China’s factory, retail sectors speed up but risks persist
2023.12.14 21:51
© Reuters. FILE PHOTO: A worker welds at a market under construction in Kunming, Yunnan province, August 12, 2015. REUTERS/Wong Campion/File Photo
BEIJING (Reuters) -China’s industrial output grew 6.6% in November year-on-year, faster than the 4.6% gain in October, and retail sales rose but missed forecasts, adding to signs Beijing’s recent flurry of stimulus is helping stabilise the economy.
The data on output released on Friday by the National Bureau of Statistics (NBS) exceeded analysts’ expectations for a 5.6% rise in a Reuters poll and made it the strongest growth since September 2022.
Retail sales rose 10.1% in November, accelerating from a 7.6% increase in October. Analysts had expected retail sales to leap 12.5% mainly due to the low base effect in 2022 when COVID curbs disrupted consumers and businesses.
Fixed asset investment expanded 2.9% in the first 11 months of 2023 from the same period a year earlier, missing expectations for a 3% rise. It grew 2.9% in the January-October period.
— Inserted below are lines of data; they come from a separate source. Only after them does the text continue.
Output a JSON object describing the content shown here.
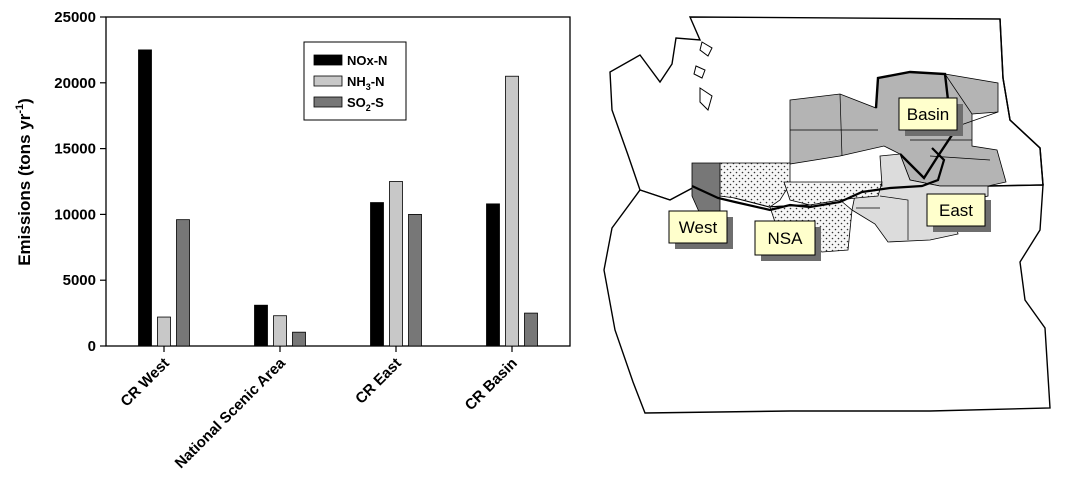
{
  "chart_data": {
    "type": "bar",
    "categories": [
      "CR West",
      "National Scenic Area",
      "CR East",
      "CR Basin"
    ],
    "series": [
      {
        "name": "NOx-N",
        "values": [
          22500,
          3100,
          10900,
          10800
        ],
        "color": "#000000"
      },
      {
        "name": "NH3-N",
        "values": [
          2200,
          2300,
          12500,
          20500
        ],
        "color": "#c8c8c8"
      },
      {
        "name": "SO2-S",
        "values": [
          9600,
          1050,
          10000,
          2500
        ],
        "color": "#777777"
      }
    ],
    "legend": {
      "placement": "top-center",
      "entries": [
        {
          "main": "NOx-N",
          "sub": "",
          "tail": ""
        },
        {
          "main": "NH",
          "sub": "3",
          "tail": "-N"
        },
        {
          "main": "SO",
          "sub": "2",
          "tail": "-S"
        }
      ]
    },
    "ylabel": {
      "main": "Emissions (tons yr",
      "sup": "-1",
      "tail": ")"
    },
    "ylim": [
      0,
      25000
    ],
    "yticks": [
      "0",
      "5000",
      "10000",
      "15000",
      "20000",
      "25000"
    ],
    "ytick_values": [
      0,
      5000,
      10000,
      15000,
      20000,
      25000
    ],
    "grid": false
  },
  "map": {
    "region_labels": {
      "basin": "Basin",
      "west": "West",
      "nsa": "NSA",
      "east": "East"
    },
    "colors": {
      "basin_fill": "#b4b4b4",
      "east_fill": "#dcdcdc",
      "west_fill": "#777777",
      "nsa_fill": "#f4f4f4",
      "label_bg": "#ffffcc",
      "label_shadow": "#6e6e6e"
    }
  }
}
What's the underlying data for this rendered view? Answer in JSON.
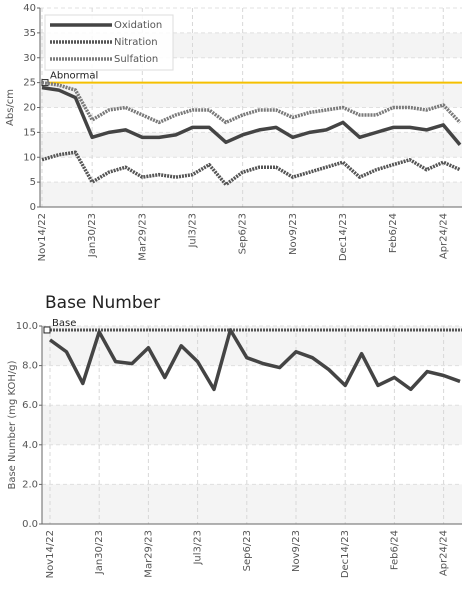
{
  "chart_data": [
    {
      "type": "line",
      "y_label": "Abs/cm",
      "categories": [
        "Nov14/22",
        null,
        null,
        "Jan30/23",
        null,
        null,
        "Mar29/23",
        null,
        null,
        "Jul3/23",
        null,
        null,
        "Sep6/23",
        null,
        null,
        "Nov9/23",
        null,
        null,
        "Dec14/23",
        null,
        null,
        "Feb6/24",
        null,
        null,
        "Apr24/24",
        null
      ],
      "series": [
        {
          "name": "Oxidation",
          "color": "#444444",
          "dash": false,
          "values": [
            24,
            23.5,
            22,
            14,
            15,
            15.5,
            14,
            14,
            14.5,
            16,
            16,
            13,
            14.5,
            15.5,
            16,
            14,
            15,
            15.5,
            17,
            14,
            15,
            16,
            16,
            15.5,
            16.5,
            12.5
          ]
        },
        {
          "name": "Nitration",
          "color": "#555555",
          "dash": true,
          "values": [
            9.5,
            10.5,
            11,
            5,
            7,
            8,
            6,
            6.5,
            6,
            6.5,
            8.5,
            4.5,
            7,
            8,
            8,
            6,
            7,
            8,
            9,
            6,
            7.5,
            8.5,
            9.5,
            7.5,
            9,
            7.5
          ]
        },
        {
          "name": "Sulfation",
          "color": "#7a7a7a",
          "dash": true,
          "values": [
            25,
            24.5,
            23.5,
            17.5,
            19.5,
            20,
            18.5,
            17,
            18.5,
            19.5,
            19.5,
            17,
            18.5,
            19.5,
            19.5,
            18,
            19,
            19.5,
            20,
            18.5,
            18.5,
            20,
            20,
            19.5,
            20.5,
            17
          ]
        }
      ],
      "reference_lines": [
        {
          "label": "Abnormal",
          "value": 25,
          "color": "#f5c000"
        }
      ],
      "ylim": [
        0,
        40
      ],
      "yticks": [
        0,
        5,
        10,
        15,
        20,
        25,
        30,
        35,
        40
      ],
      "grid": true,
      "legend": "top-left"
    },
    {
      "type": "line",
      "title": "Base Number",
      "y_label": "Base Number (mg KOH/g)",
      "categories": [
        "Nov14/22",
        null,
        null,
        "Jan30/23",
        null,
        null,
        "Mar29/23",
        null,
        null,
        "Jul3/23",
        null,
        null,
        "Sep6/23",
        null,
        null,
        "Nov9/23",
        null,
        null,
        "Dec14/23",
        null,
        null,
        "Feb6/24",
        null,
        null,
        "Apr24/24",
        null
      ],
      "series": [
        {
          "color": "#444444",
          "dash": false,
          "values": [
            9.3,
            8.7,
            7.1,
            9.7,
            8.2,
            8.1,
            8.9,
            7.4,
            9.0,
            8.2,
            6.8,
            9.8,
            8.4,
            8.1,
            7.9,
            8.7,
            8.4,
            7.8,
            7.0,
            8.6,
            7.0,
            7.4,
            6.8,
            7.7,
            7.5,
            7.2
          ]
        }
      ],
      "reference_lines": [
        {
          "label": "Base",
          "value": 9.8,
          "color": "#555555"
        }
      ],
      "ylim": [
        0,
        10
      ],
      "yticks": [
        {
          "value": 0,
          "label": "0.0"
        },
        {
          "value": 2,
          "label": "2.0"
        },
        {
          "value": 4,
          "label": "4.0"
        },
        {
          "value": 6,
          "label": "6.0"
        },
        {
          "value": 8,
          "label": "8.0"
        },
        {
          "value": 10,
          "label": "10.0"
        }
      ],
      "grid": true
    }
  ]
}
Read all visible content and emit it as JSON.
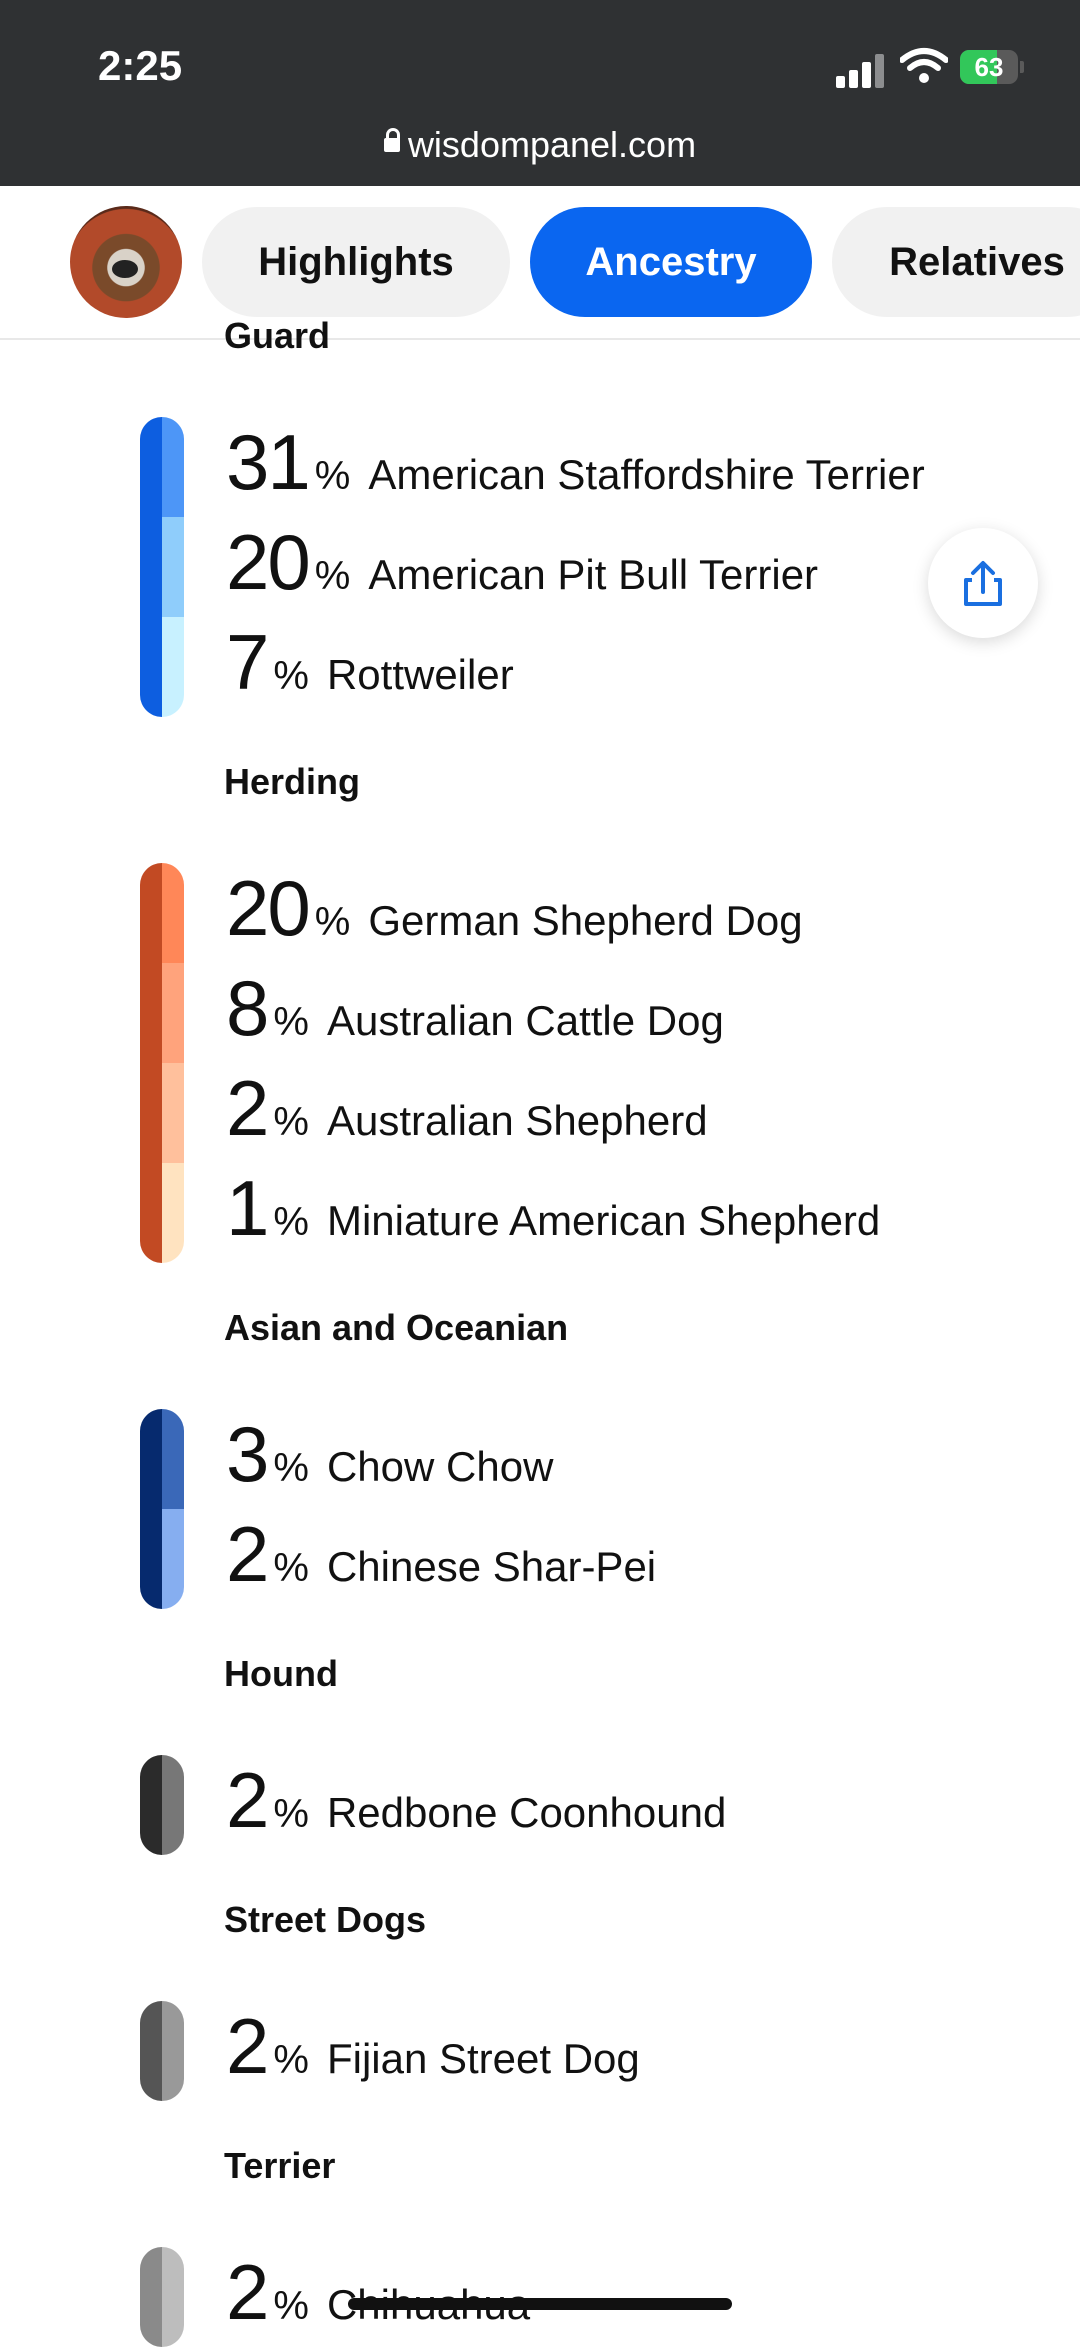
{
  "status": {
    "time": "2:25",
    "battery": "63",
    "battery_level": 0.63
  },
  "browser": {
    "url": "wisdompanel.com"
  },
  "tabs": [
    {
      "label": "Highlights",
      "active": false
    },
    {
      "label": "Ancestry",
      "active": true
    },
    {
      "label": "Relatives",
      "active": false
    }
  ],
  "groups": [
    {
      "title": "Guard",
      "stripe_color": "#0d5ee0",
      "breeds": [
        {
          "percent": "31",
          "name": "American Staffordshire Terrier",
          "color": "#4d96f7"
        },
        {
          "percent": "20",
          "name": "American Pit Bull Terrier",
          "color": "#8fcdfb"
        },
        {
          "percent": "7",
          "name": "Rottweiler",
          "color": "#c8f1ff"
        }
      ]
    },
    {
      "title": "Herding",
      "stripe_color": "#c24a23",
      "breeds": [
        {
          "percent": "20",
          "name": "German Shepherd Dog",
          "color": "#ff8758"
        },
        {
          "percent": "8",
          "name": "Australian Cattle Dog",
          "color": "#ffa37c"
        },
        {
          "percent": "2",
          "name": "Australian Shepherd",
          "color": "#ffc09c"
        },
        {
          "percent": "1",
          "name": "Miniature American Shepherd",
          "color": "#ffe3c0"
        }
      ]
    },
    {
      "title": "Asian and Oceanian",
      "stripe_color": "#062a6e",
      "breeds": [
        {
          "percent": "3",
          "name": "Chow Chow",
          "color": "#3a68b8"
        },
        {
          "percent": "2",
          "name": "Chinese Shar-Pei",
          "color": "#86aef0"
        }
      ]
    },
    {
      "title": "Hound",
      "stripe_color": "#2b2b2b",
      "breeds": [
        {
          "percent": "2",
          "name": "Redbone Coonhound",
          "color": "#777777"
        }
      ]
    },
    {
      "title": "Street Dogs",
      "stripe_color": "#555555",
      "breeds": [
        {
          "percent": "2",
          "name": "Fijian Street Dog",
          "color": "#999999"
        }
      ]
    },
    {
      "title": "Terrier",
      "stripe_color": "#8a8a8a",
      "breeds": [
        {
          "percent": "2",
          "name": "Chihuahua",
          "color": "#bdbdbd"
        }
      ]
    }
  ],
  "labels": {
    "percent_sign": "%"
  },
  "icons": {
    "share": "share-icon",
    "lock": "lock-icon"
  }
}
China’s raft of policy support measures over recent months has begun to stabilise some parts of the world’s second-biggest economy, but a long-running property crisis, a slowdown in global growth and geopolitical tensions remain a drag on broad activity.
Friday’s data follows other November indicators that show the economy struggling for momentum. Imports grew for the first time in six months, but analysts attributed this to manufacturers offering unsustainable discounts and imports contracted again. Consumer prices fell at the fastest in three years and factory deflation deepened.
The patchy recovery has prompted analysts to warn that China may decline into Japanese-style stagnation later this decade unless policymakers take steps to reorient the economy towards household consumption and market-allocation of resources.
Policy advisers say the government will need to implement further stimulus should it wish to sustain an annual economic growth target of “around 5%” next year, which would match this year’s goal.
On Tuesday, top leaders said they would step up policy adjustments to support economic recovery in 2024, with a focus on boosting domestic demand given the slowdown in the global economy.